WASHINGTON (Reuters) – Protesters at Howard University chanted and booed on Friday through James Comey’s first public address since he testified to Congress on the Russia probe and his firing by U.S. President Donald Trump, challenging the former FBI director with a taste of the “real world” he was trying to describe to them.
Members of the audience began chanting the civil rights song “We Shall Not Be Moved” as Comey stood at the podium during a video about the historically black university.
Chants continued and intensified at times as he began his address, which focused on how he believed college campuses were very much a part of what he called the “real world.”
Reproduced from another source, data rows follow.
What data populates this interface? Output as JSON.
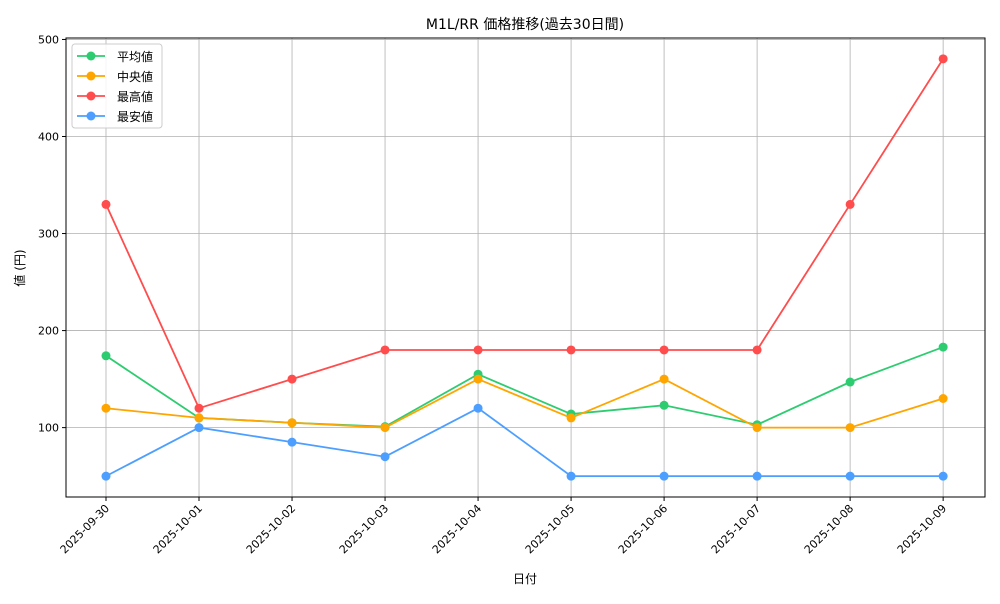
{
  "chart_data": {
    "type": "line",
    "title": "M1L/RR 価格推移(過去30日間)",
    "xlabel": "日付",
    "ylabel": "値 (円)",
    "categories": [
      "2025-09-30",
      "2025-10-01",
      "2025-10-02",
      "2025-10-03",
      "2025-10-04",
      "2025-10-05",
      "2025-10-06",
      "2025-10-07",
      "2025-10-08",
      "2025-10-09"
    ],
    "ylim": [
      28.5,
      501.5
    ],
    "yticks": [
      100,
      200,
      300,
      400,
      500
    ],
    "grid": true,
    "legend_position": "top-left",
    "series": [
      {
        "name": "平均値",
        "color": "#2ecc71",
        "values": [
          174,
          110,
          105,
          101,
          155,
          114,
          123,
          103,
          147,
          183
        ]
      },
      {
        "name": "中央値",
        "color": "#ffa500",
        "values": [
          120,
          110,
          105,
          100,
          150,
          110,
          150,
          100,
          100,
          130
        ]
      },
      {
        "name": "最高値",
        "color": "#ff4d4d",
        "values": [
          330,
          120,
          150,
          180,
          180,
          180,
          180,
          180,
          330,
          480
        ]
      },
      {
        "name": "最安値",
        "color": "#4d9fff",
        "values": [
          50,
          100,
          85,
          70,
          120,
          50,
          50,
          50,
          50,
          50
        ]
      }
    ]
  }
}
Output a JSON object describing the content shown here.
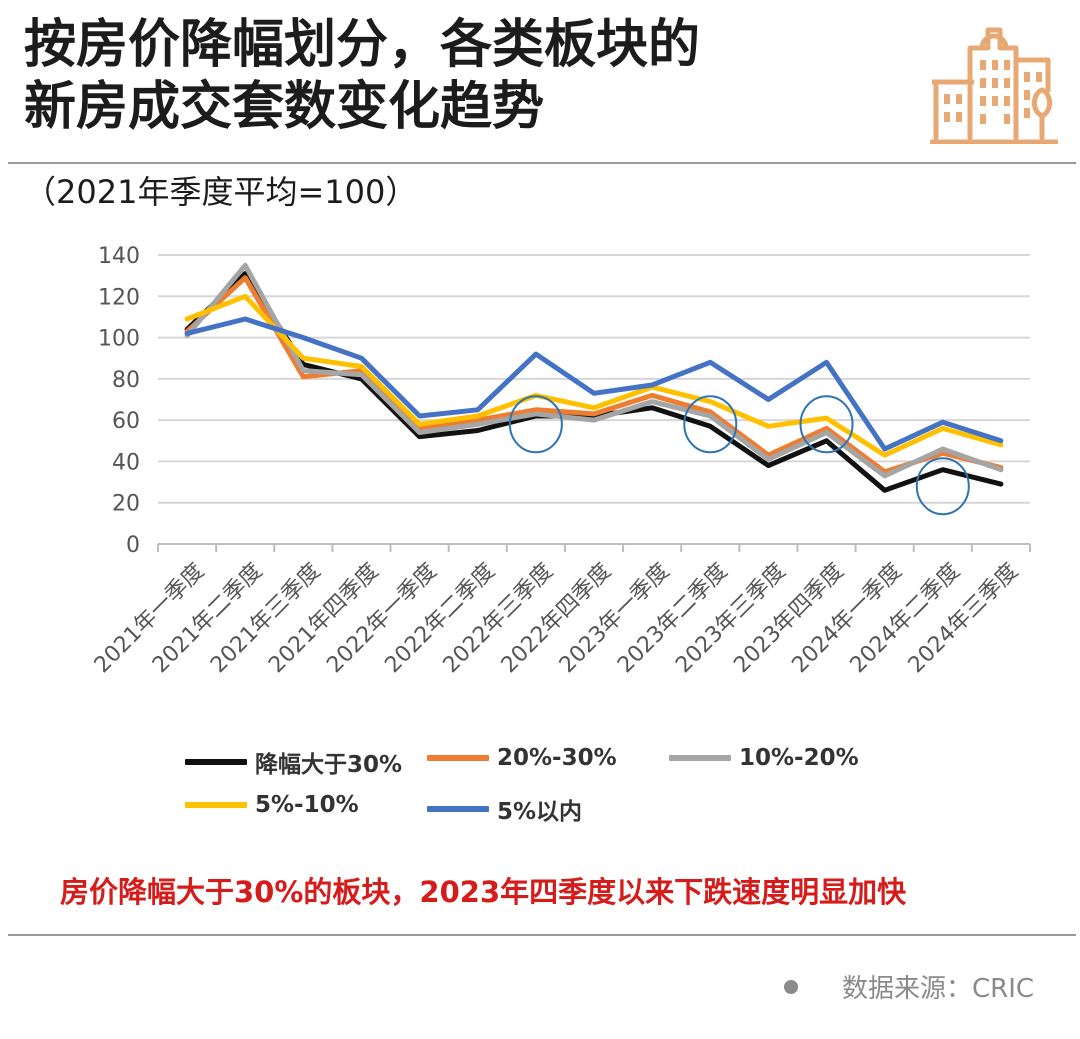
{
  "header": {
    "title_line1": "按房价降幅划分，各类板块的",
    "title_line2": "新房成交套数变化趋势",
    "subtitle": "（2021年季度平均=100）",
    "logo_icon": "city-buildings-icon",
    "logo_color": "#e8a874"
  },
  "chart_data": {
    "type": "line",
    "ylim": [
      0,
      140
    ],
    "yticks": [
      0,
      20,
      40,
      60,
      80,
      100,
      120,
      140
    ],
    "grid": true,
    "legend_position": "bottom",
    "categories": [
      "2021年一季度",
      "2021年二季度",
      "2021年三季度",
      "2021年四季度",
      "2022年一季度",
      "2022年二季度",
      "2022年三季度",
      "2022年四季度",
      "2023年一季度",
      "2023年二季度",
      "2023年三季度",
      "2023年四季度",
      "2024年一季度",
      "2024年二季度",
      "2024年三季度"
    ],
    "series": [
      {
        "name": "降幅大于30%",
        "color": "#111111",
        "values": [
          104,
          131,
          87,
          80,
          52,
          55,
          62,
          62,
          66,
          57,
          38,
          50,
          26,
          36,
          29
        ]
      },
      {
        "name": "20%-30%",
        "color": "#ed7d31",
        "values": [
          103,
          129,
          81,
          84,
          56,
          60,
          65,
          63,
          72,
          64,
          43,
          56,
          35,
          44,
          37
        ]
      },
      {
        "name": "10%-20%",
        "color": "#a5a5a5",
        "values": [
          101,
          135,
          84,
          82,
          54,
          58,
          63,
          60,
          69,
          62,
          41,
          54,
          33,
          46,
          36
        ]
      },
      {
        "name": "5%-10%",
        "color": "#ffc000",
        "values": [
          109,
          120,
          90,
          86,
          58,
          62,
          72,
          66,
          76,
          69,
          57,
          61,
          43,
          56,
          48
        ]
      },
      {
        "name": "5%以内",
        "color": "#4472c4",
        "values": [
          102,
          109,
          100,
          90,
          62,
          65,
          92,
          73,
          77,
          88,
          70,
          88,
          46,
          59,
          50
        ]
      }
    ],
    "highlight_circles": [
      {
        "category": "2022年三季度",
        "value": 58
      },
      {
        "category": "2023年二季度",
        "value": 58
      },
      {
        "category": "2023年四季度",
        "value": 58
      },
      {
        "category": "2024年二季度",
        "value": 28
      }
    ]
  },
  "note": "房价降幅大于30%的板块，2023年四季度以来下跌速度明显加快",
  "source": "数据来源：CRIC"
}
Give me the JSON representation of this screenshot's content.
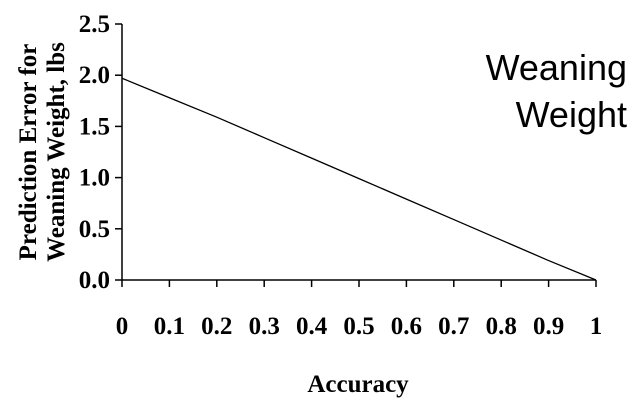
{
  "chart_data": {
    "type": "line",
    "xlabel": "Accuracy",
    "ylabel_lines": [
      "Prediction Error for",
      "Weaning Weight, lbs"
    ],
    "annotation_lines": [
      "Weaning",
      "Weight"
    ],
    "xlim": [
      0,
      1
    ],
    "ylim": [
      0,
      2.5
    ],
    "x_ticks": [
      "0",
      "0.1",
      "0.2",
      "0.3",
      "0.4",
      "0.5",
      "0.6",
      "0.7",
      "0.8",
      "0.9",
      "1"
    ],
    "y_ticks": [
      "0.0",
      "0.5",
      "1.0",
      "1.5",
      "2.0",
      "2.5"
    ],
    "grid": false,
    "series": [
      {
        "color": "#000000",
        "x": [
          0,
          0.1,
          0.2,
          0.3,
          0.4,
          0.5,
          0.6,
          0.7,
          0.8,
          0.9,
          1.0
        ],
        "y": [
          1.97,
          1.78,
          1.59,
          1.39,
          1.19,
          0.99,
          0.79,
          0.59,
          0.39,
          0.19,
          0.0
        ]
      }
    ]
  }
}
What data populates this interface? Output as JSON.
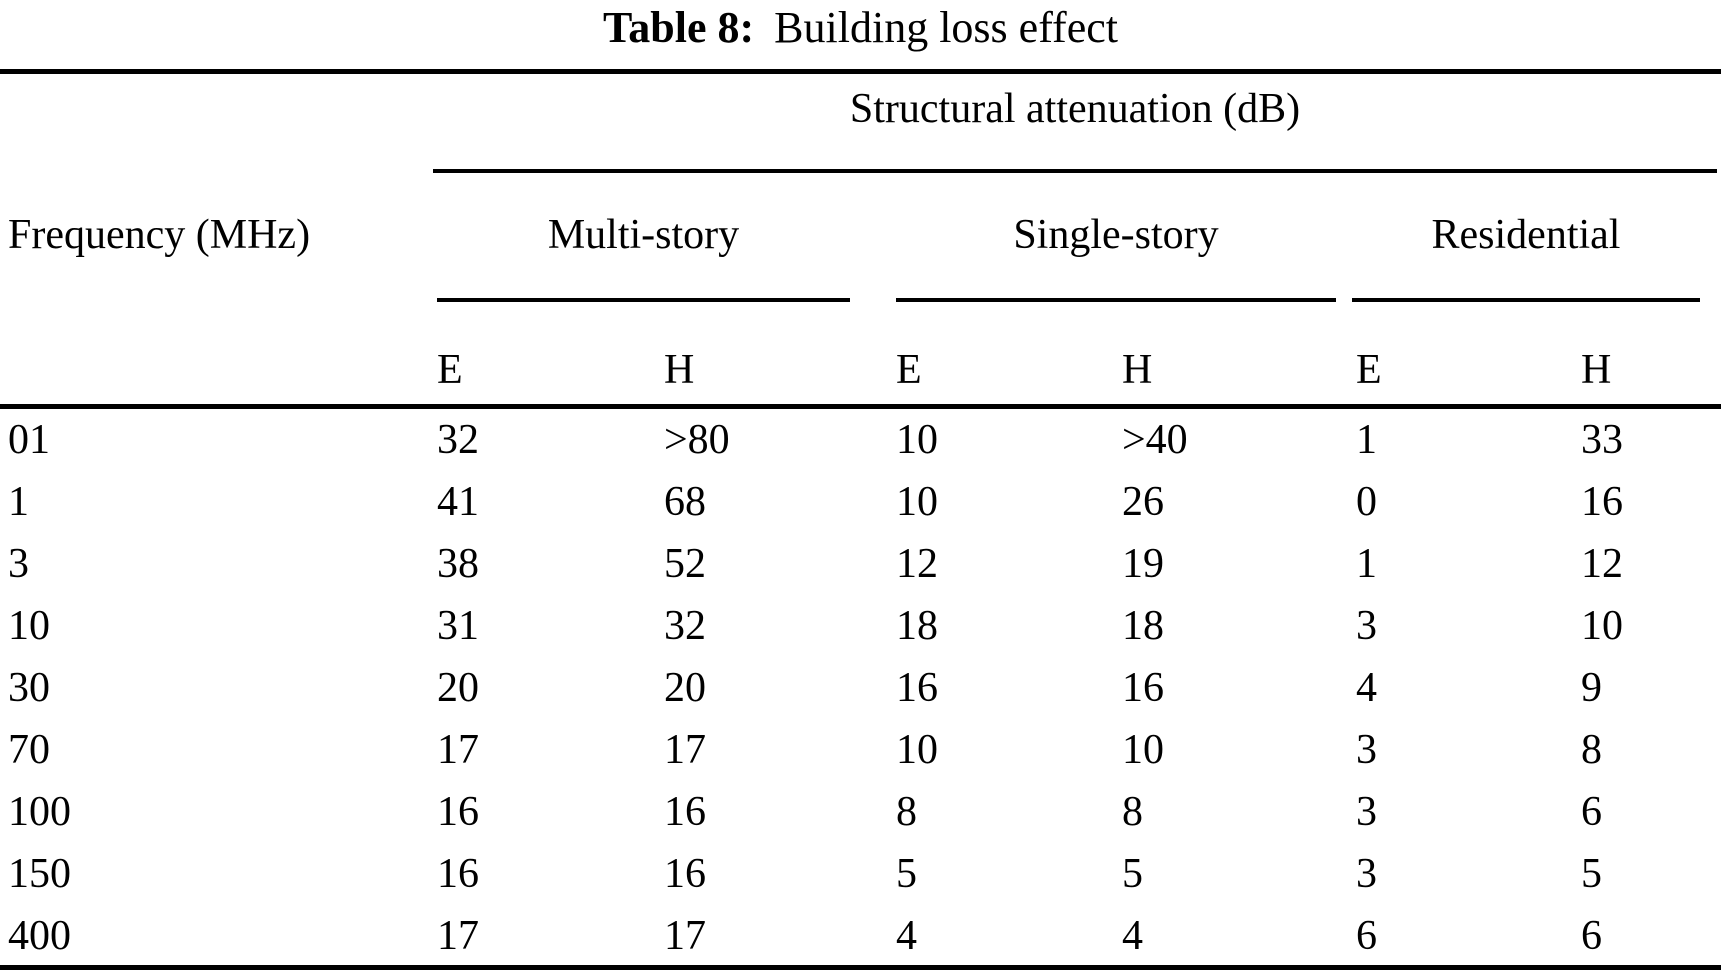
{
  "title": {
    "label": "Table 8:",
    "caption": "Building loss effect"
  },
  "colors": {
    "text": "#000000",
    "background": "#ffffff",
    "rule": "#000000"
  },
  "table": {
    "spanner_header": "Structural attenuation (dB)",
    "row_axis_header": "Frequency (MHz)",
    "groups": [
      {
        "label": "Multi-story",
        "sub_columns": [
          "E",
          "H"
        ]
      },
      {
        "label": "Single-story",
        "sub_columns": [
          "E",
          "H"
        ]
      },
      {
        "label": "Residential",
        "sub_columns": [
          "E",
          "H"
        ]
      }
    ],
    "rows": [
      [
        "01",
        "32",
        ">80",
        "10",
        ">40",
        "1",
        "33"
      ],
      [
        "1",
        "41",
        "68",
        "10",
        "26",
        "0",
        "16"
      ],
      [
        "3",
        "38",
        "52",
        "12",
        "19",
        "1",
        "12"
      ],
      [
        "10",
        "31",
        "32",
        "18",
        "18",
        "3",
        "10"
      ],
      [
        "30",
        "20",
        "20",
        "16",
        "16",
        "4",
        "9"
      ],
      [
        "70",
        "17",
        "17",
        "10",
        "10",
        "3",
        "8"
      ],
      [
        "100",
        "16",
        "16",
        "8",
        "8",
        "3",
        "6"
      ],
      [
        "150",
        "16",
        "16",
        "5",
        "5",
        "3",
        "5"
      ],
      [
        "400",
        "17",
        "17",
        "4",
        "4",
        "6",
        "6"
      ]
    ]
  }
}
Comey did not ignore the protesters.
“The rest of the real world is a place where it’s hard sometimes to find people who will listen with an attitude that they might actually be convinced of something,” he told them.
“Instead, what happens in most of the real world – and about four rows in this auditorium – is that people don’t listen at all. They just try to figure out what rebuttal they’re going to offer when you’re done speaking.”
Comey became a lightning rod for criticism from Democrats when he announced shortly before the Nov. 8, 2016, U.S. presidential election that the Federal Bureau of Investigation had discovered a new trove of emails involving the party’s presidential candidate, Hillary Clinton. Many, including Clinton, said they believed this contributed to her loss to Republican Trump.
In June testimony before a congressional panel, Comey accused the president of firing him in May to try to undermine the FBI’s investigation of possible collusion by Trump’s campaign with Russia’s alleged efforts to influence the 2016 election.
The president has denied he tried to interfere with an FBI investigation, but Comey has remained a favorite target of Trump.